- Theatrical release poster
- Directed by: Sara Dosa
- Produced by: Jameka Autry Shane Boris Sara Dosa Elijah Stevens
- Cinematography: Pablo Alvarez-Mesa
- Edited by: Erin Casper Jocelyne Chaput Mark Harrison
- Music by: Dan Deacon
- Production companies: Sandbox Films Signpost Pictures
- Distributed by: National Geographic Documentary Films; 1-2 Special;
- Release dates: January 27, 2026 (Sundance); May 29, 2026 (United States);
- Running time: 93 minutes
- Countries: Iceland United States
- Languages: Icelandic English
- Box office: $168,603

= Time and Water =

2026 documentary by Sara Dosa

Time and Water is a 2026 documentary film which explores life and work of Icelandic writer Andri Snær Magnason. It is produced and directed by Sara Dosa. The film premiered at the 2026 Sundance Film Festival.

== Reception ==
On the review aggregator website Rotten Tomatoes, 91% of 46 critics' reviews are positive. The website's consensus reads: "Visually astounding and hands-off in its observation of a family and their environment, Time and Water is an intimate documentary with an epic scope." Metacritic, which uses a weighted average, assigned the film a score of 76 out of 100, based on 14 critics, indicating "generally favorable" reviews.

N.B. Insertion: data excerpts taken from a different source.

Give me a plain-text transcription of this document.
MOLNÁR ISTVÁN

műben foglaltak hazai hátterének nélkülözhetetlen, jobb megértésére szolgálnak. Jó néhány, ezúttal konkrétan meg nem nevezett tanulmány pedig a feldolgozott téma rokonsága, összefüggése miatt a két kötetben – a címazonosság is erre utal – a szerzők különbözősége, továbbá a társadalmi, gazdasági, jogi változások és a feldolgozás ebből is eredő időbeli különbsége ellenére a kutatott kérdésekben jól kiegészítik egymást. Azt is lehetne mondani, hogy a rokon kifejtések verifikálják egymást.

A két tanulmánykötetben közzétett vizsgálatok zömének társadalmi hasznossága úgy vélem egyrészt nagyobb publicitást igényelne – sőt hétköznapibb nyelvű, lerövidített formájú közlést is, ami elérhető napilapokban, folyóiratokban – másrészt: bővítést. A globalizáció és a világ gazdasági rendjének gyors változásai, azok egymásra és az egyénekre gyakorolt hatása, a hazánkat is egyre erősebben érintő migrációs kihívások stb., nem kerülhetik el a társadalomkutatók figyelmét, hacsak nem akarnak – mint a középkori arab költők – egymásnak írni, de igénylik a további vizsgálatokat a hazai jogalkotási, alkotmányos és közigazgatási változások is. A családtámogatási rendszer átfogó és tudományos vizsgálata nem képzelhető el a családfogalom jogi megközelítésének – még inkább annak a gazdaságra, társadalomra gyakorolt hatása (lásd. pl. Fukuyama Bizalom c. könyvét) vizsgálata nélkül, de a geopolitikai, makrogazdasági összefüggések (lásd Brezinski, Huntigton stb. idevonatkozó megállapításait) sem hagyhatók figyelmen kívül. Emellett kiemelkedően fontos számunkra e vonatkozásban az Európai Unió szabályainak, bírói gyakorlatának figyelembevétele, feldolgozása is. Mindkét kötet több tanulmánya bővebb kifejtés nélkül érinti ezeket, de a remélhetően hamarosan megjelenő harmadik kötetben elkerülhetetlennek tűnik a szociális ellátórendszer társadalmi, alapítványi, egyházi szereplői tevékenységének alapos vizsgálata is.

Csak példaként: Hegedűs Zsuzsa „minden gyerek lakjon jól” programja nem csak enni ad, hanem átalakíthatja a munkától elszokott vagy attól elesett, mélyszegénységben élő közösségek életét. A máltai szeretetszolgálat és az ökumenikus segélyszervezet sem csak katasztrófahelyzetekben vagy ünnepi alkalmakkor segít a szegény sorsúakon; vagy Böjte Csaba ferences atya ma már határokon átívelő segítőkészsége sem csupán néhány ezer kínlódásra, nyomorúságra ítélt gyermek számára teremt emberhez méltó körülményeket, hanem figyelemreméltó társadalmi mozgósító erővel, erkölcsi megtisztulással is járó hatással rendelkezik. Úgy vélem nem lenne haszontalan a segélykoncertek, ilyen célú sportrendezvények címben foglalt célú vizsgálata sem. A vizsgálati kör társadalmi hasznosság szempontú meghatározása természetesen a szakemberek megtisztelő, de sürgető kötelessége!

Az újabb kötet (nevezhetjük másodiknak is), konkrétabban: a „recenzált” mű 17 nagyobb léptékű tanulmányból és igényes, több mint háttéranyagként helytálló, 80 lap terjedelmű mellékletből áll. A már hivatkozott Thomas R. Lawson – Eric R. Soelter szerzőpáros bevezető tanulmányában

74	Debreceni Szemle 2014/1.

Zachary Lee of RogerEbert.com gave the film three and a half out of four stars and wrote, "Time and Water is very much a project trying to capture memory, time, and history, even as it melts before your eyes. I shudder to think that after the film's premiere at Sundance, what the condition of Iceland's glaciers may look like now." Murtada Elfadl of Variety wrote, "With Time and Water, Dosa turns the climate crisis into something heartbreakingly tangible. She and her collaborators create not just an urgent documentary, but a profoundly beautiful elegy for a world slipping away before our eyes." In a Critics' Pick review for IndieWire, Marya E. Gates noted the film's unique mixture of autobiography and nature doc, calling it "a poetic musing on intergenerational memory, a whimsical, yet staunchly political elegy for the glaciers, and a mournful look at the Earth in all her majesty and mystery."